Pour la deuxième fois en 24 heures, le président du parlement de la Fédération Wallonie-Bruxelles (FWB) Benoît Dispa, ainsi que la majorité MR-Engagés, n’ont pas respecté le règlement de cette institution, marquant une nouvelle violation de l’État de droit par le pouvoir en place, tout ça pour imposer un passage en force du décret-programme unanimement impopulaire. La Gauche anticapitaliste dénonce avec force ces manœuvres malhonnêtes et illégales de la majorité Azur.
Il est clair que si la ministre agit comme une forcenée, c’est bien parce que la mobilisation massive des professeur·es et des élèves met le pouvoir en place sous forte pression ! Ce mouvement ne cesse de grandir et de s’amplifier, avec de plus en plus de grévistes et d’élèves impliqué·es, et avec un fort soutien populaire, notamment avec des collectifs comme Parents Attacks. Une chose est claire au travers de ces actions : c’est contre un modèle de société mortifère que lutte le secteur de l’enseignement.
Si on veut faire plier la ministre et le gouvernement, il faut continuer à amplifier le mouvement et étendre la lutte à d’autres secteurs. Dans ce sens, nous soutenons les appels à la grève générale de la CGSP Enseignement de Liège et des metallos de la FGTB, le rassemblement de la CNE non-marchand de ce 4 juin et nous nous réjouissons que le mouvement s’étende à l’enseignement flamand, qui se mobilise contre les réformes de la ministre N-VA Zuhal Demir. Nous appelons à organiser des arrêts de travail et des assemblées générales dans tous les secteurs pour discuter de comment entrer en lutte et soutenir les enseignant·es et les élèves. Soyons aussi nombreux·ses que possible au rassemblement devant le parlement de la FWB ce jeudi 4 juin pour continuer à faire monter la pression ! Nous ne partons pas de zéro : depuis des mois, les résistances face à l’Arizona tiennent bon. Il est temps d’attiser les braises de colère qui couvent dans la population et de les faire converger à un niveau national !
Avec ce nouveau coup de force, ce gouvernement illustre tout son mépris de la démocratie et montre que, pour lui, ne pas respecter l’État de droit n’est pas une ligne rouge. Nous dénonçons la montée de l’autoritarisme et de la répression qui caractérise nos gouvernements de droite radicalisés, que celle-ci s’exprime par les juges ou par les matraques. Si l’Azur sent qu’il a un rapport de force suffisant pour piétiner l’État de droit de la sorte, c’est parce qu’il y a eu de nombreux précédents ces dernières années, comme par exemple les milliers de condamnations de l’État belge pour non-respect du droit de l’accueil pour les demandeur·ses d’asile, ou alors la mise en place d’une politique migratoire recalée par le conseil d’État par la ministre N-VA Anneleen Van Bossuyt.

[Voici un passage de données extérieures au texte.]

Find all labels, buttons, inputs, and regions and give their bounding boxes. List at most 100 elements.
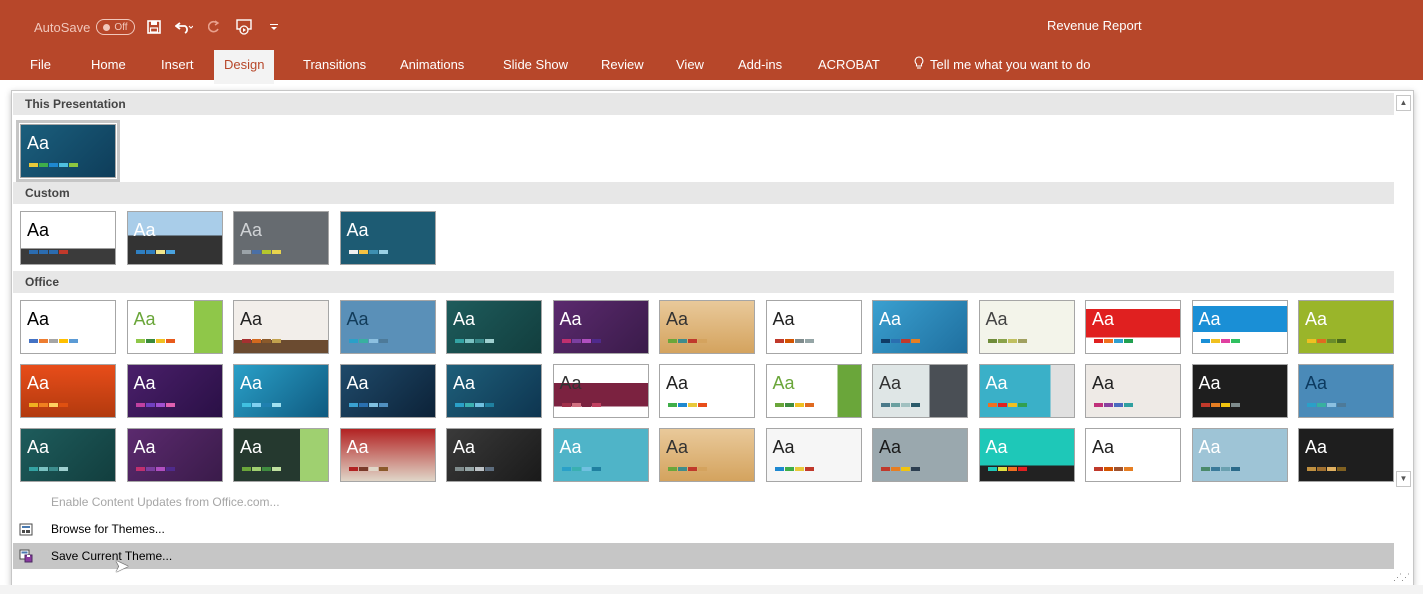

L’autoritarisme se fraie toujours un chemin depuis les marges de la société, et il est dans l’intérêt de tous·tes de défendre ces dernières ! Il faut maintenant une réponse à la hauteur de la gravité des attaques du mouvement social et en particulier des organisations syndicales. Nous sommes tous et toutes menacé·es lorsqu’on attaque la démocratie et qu’on réprime la contestation sociale !
Nous exigeons la démission de Benoît Dispa en tant que président du parlement de la FWB pour son non-respect de l’État de droit, le retrait complet de toutes les réformes qui touchent l’enseignement, ainsi que la démission de la ministre Glatigny. Plus généralement, si nous voulons mettre fin au démantèlement méthodique de l’enseignement et de nos droits sociaux et démocratiques, il faut se mobiliser pour faire chuter les gouvernements Azur et Arizona, tout comme le monde qu’ils défendent. Nous exigeons également un refinancement massif de la FWB à la hauteur des besoins réels des secteurs qui en dépendent. Une autre société est possible, solidaire, démocratique et écologique, et c’est bien par nos luttes que nous pourrons l’arracher.